As more viewers choose ad-supported streaming over paid subscriptions, the shift to CTV is turning into a gold rush. In the US alone, connected TV ad spend is set to surpass linear TV by 2028, growing to nearly $46 billion.
But while original equipment manufacturers and leading apps can offer advertisers some certainty about their audiences, the open internet of CTV, which is dominated by free ad-supported streaming (FAST) and ad-based video on demand (AVOD) apps, is messier.
There are several challenges with programmatic CTV that need to be overcome: profile contamination, the account borrower problem, and weak signal data. All are leading to potentially wasted ad spend.
The Three Challenges of Programmatic CTV
Before we can fix the problem, we have to be honest about it. Television is a communal media format, and its advertising is often one-to-many. As a result, the data fueling most open programmatic CTV campaigns suffers from three core challenges.
- Profile contamination: The appeal of most FAST services is that they’re frictionless (ie, no login required). While this is great for users, it’s a disaster for targeting. With no individual user profiles, all viewing habits in a home are blended into a single, muddled household profile. One person watches horror movies, and their partner watches rom-coms. The resulting programmatic household profile is a contradictory mess, and any advertiser targeting horror fans has a 50% chance of being wrong.
- The account borrower problem: Even on paid services, the person watching is often not the account owner. Fifty-six percent of Americans admit to sharing passwords and 20% of US households borrow at least one service from another. Your campaign, programmatically targeted to reach a 45-year-old high-income account owner, is just as likely to be seen by their 75-year-old retired parents.
- The weak signal problem: To compensate for this lack of data, other solutions rely on weaker, probabilistic guesses. This involves taking a household IP address and matching it against offline data, like a three-year-old auto registration or a two-year-old credit score. This data is outdated, telling you what a household was interested in, not what an individual is interested in right now.
The solution? A one-to-one model approach. Improve CTV targeting accuracy by meeting each viewer where they are. Collect relevant, high-intent data from individuals within households to inform ad buying decisions on the bigger screen.
The ‘one-to-one device’ truth signal
The fundamental flaw in CTV targeting is that it often starts with this messy, low-quality CTV data. Marketers need to obtain relevant, accurate data to make their CTV targeting the most effective. To do this, they need to start where audience truth lives, on their personal devices.
That means pivoting to where data is captured on one-to-one devices to gain a true reflection of individual users within a household, a better understanding of what audiences are engaging with, and where brands can influence purchase decisions.
For instance, knowing that a user has read three articles about new electric cars on their tablet, or browsed for luxury travel destinations on their mobile phone, is a powerful signal of individual intent, not a guess nor muddled with others in the household. Moving from guesswork to a consented, one-to-one action or a ‘truth signal’, allows for better understanding of who is present when CTV content is consumed.

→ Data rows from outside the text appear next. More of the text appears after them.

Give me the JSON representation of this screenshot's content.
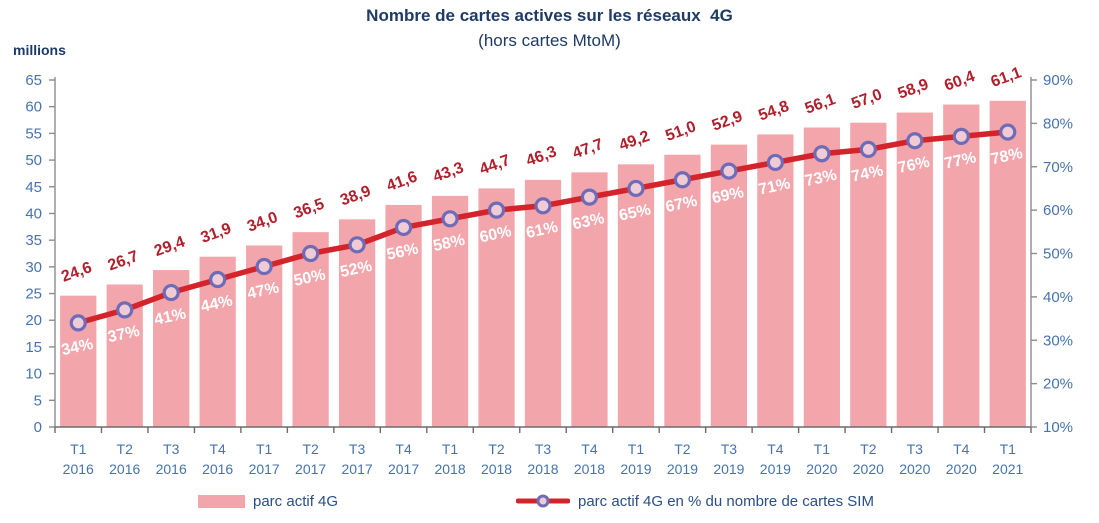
{
  "chart_data": {
    "type": "bar",
    "title": "Nombre de cartes actives sur les réseaux  4G",
    "subtitle": "(hors cartes MtoM)",
    "categories_line1": [
      "T1",
      "T2",
      "T3",
      "T4",
      "T1",
      "T2",
      "T3",
      "T4",
      "T1",
      "T2",
      "T3",
      "T4",
      "T1",
      "T2",
      "T3",
      "T4",
      "T1",
      "T2",
      "T3",
      "T4",
      "T1"
    ],
    "categories_line2": [
      "2016",
      "2016",
      "2016",
      "2016",
      "2017",
      "2017",
      "2017",
      "2017",
      "2018",
      "2018",
      "2018",
      "2018",
      "2019",
      "2019",
      "2019",
      "2019",
      "2020",
      "2020",
      "2020",
      "2020",
      "2021"
    ],
    "series": [
      {
        "name": "parc actif 4G",
        "type": "bar",
        "axis": "left",
        "values": [
          24.6,
          26.7,
          29.4,
          31.9,
          34.0,
          36.5,
          38.9,
          41.6,
          43.3,
          44.7,
          46.3,
          47.7,
          49.2,
          51.0,
          52.9,
          54.8,
          56.1,
          57.0,
          58.9,
          60.4,
          61.1
        ],
        "labels": [
          "24,6",
          "26,7",
          "29,4",
          "31,9",
          "34,0",
          "36,5",
          "38,9",
          "41,6",
          "43,3",
          "44,7",
          "46,3",
          "47,7",
          "49,2",
          "51,0",
          "52,9",
          "54,8",
          "56,1",
          "57,0",
          "58,9",
          "60,4",
          "61,1"
        ]
      },
      {
        "name": "parc actif 4G en % du nombre de cartes SIM",
        "type": "line",
        "axis": "right",
        "values": [
          34,
          37,
          41,
          44,
          47,
          50,
          52,
          56,
          58,
          60,
          61,
          63,
          65,
          67,
          69,
          71,
          73,
          74,
          76,
          77,
          78
        ],
        "labels": [
          "34%",
          "37%",
          "41%",
          "44%",
          "47%",
          "50%",
          "52%",
          "56%",
          "58%",
          "60%",
          "61%",
          "63%",
          "65%",
          "67%",
          "69%",
          "71%",
          "73%",
          "74%",
          "76%",
          "77%",
          "78%"
        ]
      }
    ],
    "left_axis": {
      "label": "millions",
      "min": 0,
      "max": 65,
      "step": 5
    },
    "right_axis": {
      "min": 10,
      "max": 90,
      "step": 10,
      "suffix": "%"
    },
    "grid": false,
    "legend_position": "bottom"
  },
  "colors": {
    "title_text": "#1E3A66",
    "axis_text": "#4673AE",
    "axis_line": "#8C8C8C",
    "bar_fill": "#F2A6AC",
    "bar_value_label": "#B01F2B",
    "line": "#D3242B",
    "marker_ring": "#6E6BB7",
    "marker_fill": "#F0CBD6",
    "pct_label": "#FFFFFF",
    "legend_text": "#2A4E88"
  }
}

That’s the direction that CTV audience targeting needs to start moving in.
Understand the individuals within households by nature of content consumption on one-to-one devices and then use it to build a household picture that accurately informs what is shown on the living room screen. This, in turn, makes CTV advertising highly targeted and relevant. The result — speaking to the right people at the right time in their purchase journeys.
Accuracy, not guesswork: why the one-to-one model wins
This ‘one-to-one in household’ model is a fundamentally more accurate and effective way to buy CTV. It directly solves the three core challenges of the industry.
With this model, it no longer matters if profiles are contaminated — if a household has both a fantasy film lover and an avid documentary watcher — as the data paints a more complete picture of individuals within a household.
It also solves the weak signal problem, as targeting becomes based on recent specific user activity, as well as the account borrower issue, because data from personal devices can identify individuals within a household.
Stop buying muddled profiles
The promise of CTV is real, but it won’t be achieved with muddled data and outdated guesses. Marketers need to stop buying anonymous household profiles and start reaching verified, high-intent individuals.
The key to accurate CTV targeting isn’t starting with the CTV — it’s starting with the individual. It’s why we’ve built Teads’ CTV Audiences to identify the relevant, one-to-one targeting signals from personal devices, allowing advertisers to extend that accuracy to the biggest screen in the home.
Households are full of individuals with different viewing habits, interests, and sometimes conflicting ideas of entertainment. We all have to raise our data game to better reflect that.